Monday, April 25, 2011

Didjutal Comiks: IRON MAN #234

Digital comics are the future of comics, so say everyone on the internet and everyone trying to justify their purchase of an iPad and leveraging that into a desperate attempt to generate content for their blogs and stuff. It is in this spirit that the management at Witless Prattle launch the following new, exciting, weirdly specific and slightly iconoclastic feature.

So, my reviews of digital comics will be a little different. I did not use any of the various comics apps to read comics on the iPad. Mainly because I'm too cheap, I hardly read any new books and having 15 different apps for something like comics was a little too much like having a choice of 300 pairs of shoes when all I need right then is a comfy pair of slippers.

So I did it this way: Through the magic of "Foresight" I bought one of those Marvel DVDs where they stuck like 30 whole years of a character's run on one disc as PDFs and sold it. Of course, almost as soon as I did, Marvel stopped doing them because having that much archived Chuck Austen content is probably enough to qualify as a lethal concentration. Seriously, dude was everywhere in the 2000s.

I then moved the PDFs over to the Ipad. To better help with the linearity of this soon to be blog feature, it totally scrambled the running order, so we will be skipping around a lot. It will be nothing new to the people who read this, I imagine--whatever ever, the Prattle is not about being organised. It's not a complete run, it's not comprehensive, these are just Iron Man comics I like, they're on my iPad, and it's a handy thumb to the eye to all those wanna be futurists who think all we need to do to fix comics is save some trees.

The only drawback to these, I should add, is the big "MARVEL" watermark on the pages. But I found that you can do what I do with most Marvel comics these days and ignore it with practice.

That's enough preamble. Let's do this:

IRON MAN #234
September 1988

"Fallout!"

Writers: David Michelenie & Bob Layton
Art: Jackson Guice & Bob Layton

At a somewhat thinly disguised CES in New York, Stark is showing off the new and improved Iron Man as an effort to shore up his companies reputation after the Armor Wars and take everyone's mind of his totally 80's permed mullet. In between that he has a look at Stane International's display, which is headed by some Chinese guy who seems to make everyone sick, including Peter Parker, who is there to cover the trade show and in no way shape or form a guest star shoehorned in for the benefit of sales.

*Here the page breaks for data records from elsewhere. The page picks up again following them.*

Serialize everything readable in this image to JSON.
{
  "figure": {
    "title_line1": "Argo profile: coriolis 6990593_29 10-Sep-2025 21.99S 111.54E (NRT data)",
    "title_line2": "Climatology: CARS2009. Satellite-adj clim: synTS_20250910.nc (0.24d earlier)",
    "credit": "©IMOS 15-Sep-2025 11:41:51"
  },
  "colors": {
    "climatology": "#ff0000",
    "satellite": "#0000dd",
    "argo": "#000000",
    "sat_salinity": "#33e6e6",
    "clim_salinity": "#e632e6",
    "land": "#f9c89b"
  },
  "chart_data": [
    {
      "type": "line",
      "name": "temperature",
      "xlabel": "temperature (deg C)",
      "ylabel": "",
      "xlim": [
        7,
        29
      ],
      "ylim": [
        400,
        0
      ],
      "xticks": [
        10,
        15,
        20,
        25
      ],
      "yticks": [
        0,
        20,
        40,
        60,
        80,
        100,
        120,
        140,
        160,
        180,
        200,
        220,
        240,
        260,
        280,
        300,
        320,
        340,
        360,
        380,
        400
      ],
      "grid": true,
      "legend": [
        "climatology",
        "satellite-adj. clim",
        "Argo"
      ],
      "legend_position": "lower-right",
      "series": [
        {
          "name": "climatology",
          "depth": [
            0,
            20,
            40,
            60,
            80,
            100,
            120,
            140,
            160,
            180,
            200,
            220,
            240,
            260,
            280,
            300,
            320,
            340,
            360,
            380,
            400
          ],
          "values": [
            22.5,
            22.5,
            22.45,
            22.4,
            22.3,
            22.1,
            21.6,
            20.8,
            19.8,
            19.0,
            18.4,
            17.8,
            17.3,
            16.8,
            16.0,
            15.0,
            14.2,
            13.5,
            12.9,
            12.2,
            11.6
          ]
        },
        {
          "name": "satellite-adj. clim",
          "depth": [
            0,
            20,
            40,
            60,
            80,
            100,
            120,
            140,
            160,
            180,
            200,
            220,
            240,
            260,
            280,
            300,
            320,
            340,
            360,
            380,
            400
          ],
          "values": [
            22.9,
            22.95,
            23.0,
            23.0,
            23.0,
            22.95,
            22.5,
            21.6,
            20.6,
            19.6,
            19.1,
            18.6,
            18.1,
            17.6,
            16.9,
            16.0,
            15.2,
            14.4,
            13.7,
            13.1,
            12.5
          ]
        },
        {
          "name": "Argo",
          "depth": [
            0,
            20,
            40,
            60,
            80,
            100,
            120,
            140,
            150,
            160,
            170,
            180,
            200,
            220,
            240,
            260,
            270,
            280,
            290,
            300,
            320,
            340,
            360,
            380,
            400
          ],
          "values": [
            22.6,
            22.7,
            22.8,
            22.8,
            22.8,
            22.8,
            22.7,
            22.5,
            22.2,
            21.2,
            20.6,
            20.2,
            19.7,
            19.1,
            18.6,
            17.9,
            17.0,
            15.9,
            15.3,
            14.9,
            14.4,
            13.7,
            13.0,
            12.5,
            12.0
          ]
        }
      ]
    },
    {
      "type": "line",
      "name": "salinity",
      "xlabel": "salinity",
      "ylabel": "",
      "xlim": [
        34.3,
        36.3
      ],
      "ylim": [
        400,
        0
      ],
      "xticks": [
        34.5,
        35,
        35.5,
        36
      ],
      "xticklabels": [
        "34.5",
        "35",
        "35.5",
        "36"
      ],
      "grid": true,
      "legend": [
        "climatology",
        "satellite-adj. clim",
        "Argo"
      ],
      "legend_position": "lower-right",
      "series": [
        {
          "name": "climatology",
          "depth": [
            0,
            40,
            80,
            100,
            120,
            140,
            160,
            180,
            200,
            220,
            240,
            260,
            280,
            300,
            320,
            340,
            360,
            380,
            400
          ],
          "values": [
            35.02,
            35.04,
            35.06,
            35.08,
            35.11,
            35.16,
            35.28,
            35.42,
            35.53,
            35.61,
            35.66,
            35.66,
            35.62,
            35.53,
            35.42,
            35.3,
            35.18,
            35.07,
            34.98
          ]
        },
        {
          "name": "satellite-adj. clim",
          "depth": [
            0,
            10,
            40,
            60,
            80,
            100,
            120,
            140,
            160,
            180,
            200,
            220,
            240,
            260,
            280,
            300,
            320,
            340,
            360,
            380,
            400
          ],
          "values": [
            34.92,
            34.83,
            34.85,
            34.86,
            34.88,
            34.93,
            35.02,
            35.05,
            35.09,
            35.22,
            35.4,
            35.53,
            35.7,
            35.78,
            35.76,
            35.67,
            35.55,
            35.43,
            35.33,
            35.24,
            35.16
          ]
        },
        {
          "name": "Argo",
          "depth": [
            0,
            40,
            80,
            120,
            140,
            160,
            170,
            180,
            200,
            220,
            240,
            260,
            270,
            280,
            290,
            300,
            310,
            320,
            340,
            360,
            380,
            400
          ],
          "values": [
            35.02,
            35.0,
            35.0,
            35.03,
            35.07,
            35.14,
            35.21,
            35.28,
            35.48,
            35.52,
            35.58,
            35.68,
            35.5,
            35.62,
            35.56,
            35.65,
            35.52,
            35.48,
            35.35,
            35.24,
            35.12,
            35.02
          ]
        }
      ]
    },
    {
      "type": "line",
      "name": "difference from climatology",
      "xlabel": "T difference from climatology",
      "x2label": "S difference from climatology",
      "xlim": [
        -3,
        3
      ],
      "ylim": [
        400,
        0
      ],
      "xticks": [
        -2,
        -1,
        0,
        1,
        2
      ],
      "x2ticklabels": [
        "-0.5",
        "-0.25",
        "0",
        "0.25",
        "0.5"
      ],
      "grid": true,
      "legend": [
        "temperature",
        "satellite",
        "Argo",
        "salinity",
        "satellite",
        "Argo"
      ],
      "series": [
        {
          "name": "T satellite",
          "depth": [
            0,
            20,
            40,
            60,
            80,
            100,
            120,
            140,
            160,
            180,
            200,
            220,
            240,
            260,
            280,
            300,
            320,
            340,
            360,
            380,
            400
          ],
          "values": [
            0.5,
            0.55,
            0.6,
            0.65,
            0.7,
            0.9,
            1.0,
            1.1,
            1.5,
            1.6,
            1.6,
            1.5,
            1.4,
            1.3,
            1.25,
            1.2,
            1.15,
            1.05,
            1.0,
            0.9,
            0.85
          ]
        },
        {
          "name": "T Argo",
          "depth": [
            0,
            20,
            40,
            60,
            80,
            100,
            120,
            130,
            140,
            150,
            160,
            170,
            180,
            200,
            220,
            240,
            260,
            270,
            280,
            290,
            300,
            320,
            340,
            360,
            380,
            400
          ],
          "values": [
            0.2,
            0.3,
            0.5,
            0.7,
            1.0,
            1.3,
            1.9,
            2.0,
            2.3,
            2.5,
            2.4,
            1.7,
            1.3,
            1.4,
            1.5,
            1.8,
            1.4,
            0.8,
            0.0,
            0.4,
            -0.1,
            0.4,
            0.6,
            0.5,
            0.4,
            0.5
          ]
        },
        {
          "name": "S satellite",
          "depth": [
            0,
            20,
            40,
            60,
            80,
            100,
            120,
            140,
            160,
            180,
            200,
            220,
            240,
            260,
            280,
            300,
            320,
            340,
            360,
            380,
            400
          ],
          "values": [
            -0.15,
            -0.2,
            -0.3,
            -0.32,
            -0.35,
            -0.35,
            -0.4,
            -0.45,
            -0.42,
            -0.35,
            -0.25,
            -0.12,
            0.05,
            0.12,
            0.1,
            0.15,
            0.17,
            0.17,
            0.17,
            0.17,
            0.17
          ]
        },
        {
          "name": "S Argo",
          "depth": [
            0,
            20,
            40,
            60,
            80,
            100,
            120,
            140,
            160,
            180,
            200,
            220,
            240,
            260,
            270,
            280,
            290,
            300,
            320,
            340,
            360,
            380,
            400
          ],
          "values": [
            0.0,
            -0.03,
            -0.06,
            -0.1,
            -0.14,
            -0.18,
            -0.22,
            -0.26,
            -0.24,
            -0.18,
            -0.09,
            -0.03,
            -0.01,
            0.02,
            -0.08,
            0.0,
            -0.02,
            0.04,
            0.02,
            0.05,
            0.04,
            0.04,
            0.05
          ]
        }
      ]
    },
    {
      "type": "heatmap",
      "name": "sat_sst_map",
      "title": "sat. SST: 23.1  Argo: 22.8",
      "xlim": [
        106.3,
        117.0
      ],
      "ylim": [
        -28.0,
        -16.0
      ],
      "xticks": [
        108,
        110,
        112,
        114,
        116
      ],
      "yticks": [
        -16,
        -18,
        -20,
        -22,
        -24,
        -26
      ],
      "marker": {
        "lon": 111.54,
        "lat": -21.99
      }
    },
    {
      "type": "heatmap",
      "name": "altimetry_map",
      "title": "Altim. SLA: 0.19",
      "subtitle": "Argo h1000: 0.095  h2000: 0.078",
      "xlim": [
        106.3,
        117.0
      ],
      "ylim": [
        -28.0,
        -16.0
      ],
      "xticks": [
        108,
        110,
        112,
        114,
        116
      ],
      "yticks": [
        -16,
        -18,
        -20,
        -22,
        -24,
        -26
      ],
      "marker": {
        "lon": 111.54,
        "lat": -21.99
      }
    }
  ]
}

While we're in the early days of working out what's wrong, Stark runs into his old security chief Vic Martinelli (who hasn't been seen for . . .geez, nearly five years at the time this was published) who ties up some lingering issues and additionally tips him off that All Is Not Well at his old company.

Meanwhile, in Subplots Corner, Kathy Dare shows up she and Tony have a meet cute. This will not end well.

Back at Stane, Spider-Man has worked out that Chinese-Guy-In-Sweater is actually Radioactive Man (No, not the one from the Simspons) and obviously, this is bad news. Stark pressures Martinelli to sneak him in to the compound and stop him, and he changes into Iron Man and stops Radioactive Man from harvesting Spidey's blood (spider blood spider blood radioactive spider blood) and any notions of stealth are chucked out the window as we get to fightin'

Eventually they seal him up in lead and part as chums, like you do.

This issue is from a period of time wherein the various subplots left over from the Armor Wars hum along in the background while new plots emerge (the Kathy Dare stuff) and we have time for a fun romp with Spider-Man. In other words, it works to a formula that, while a bit worn, is certainly effective for providing a satisfactory monthly installment in a continuing narrative.

The art is solid stuff--Layton provides the sleek, shiny tech stuff and Guice pencils insanely sexy women wherever possible, as was his wont at the time.

The permed mullet though? God, what a mistake.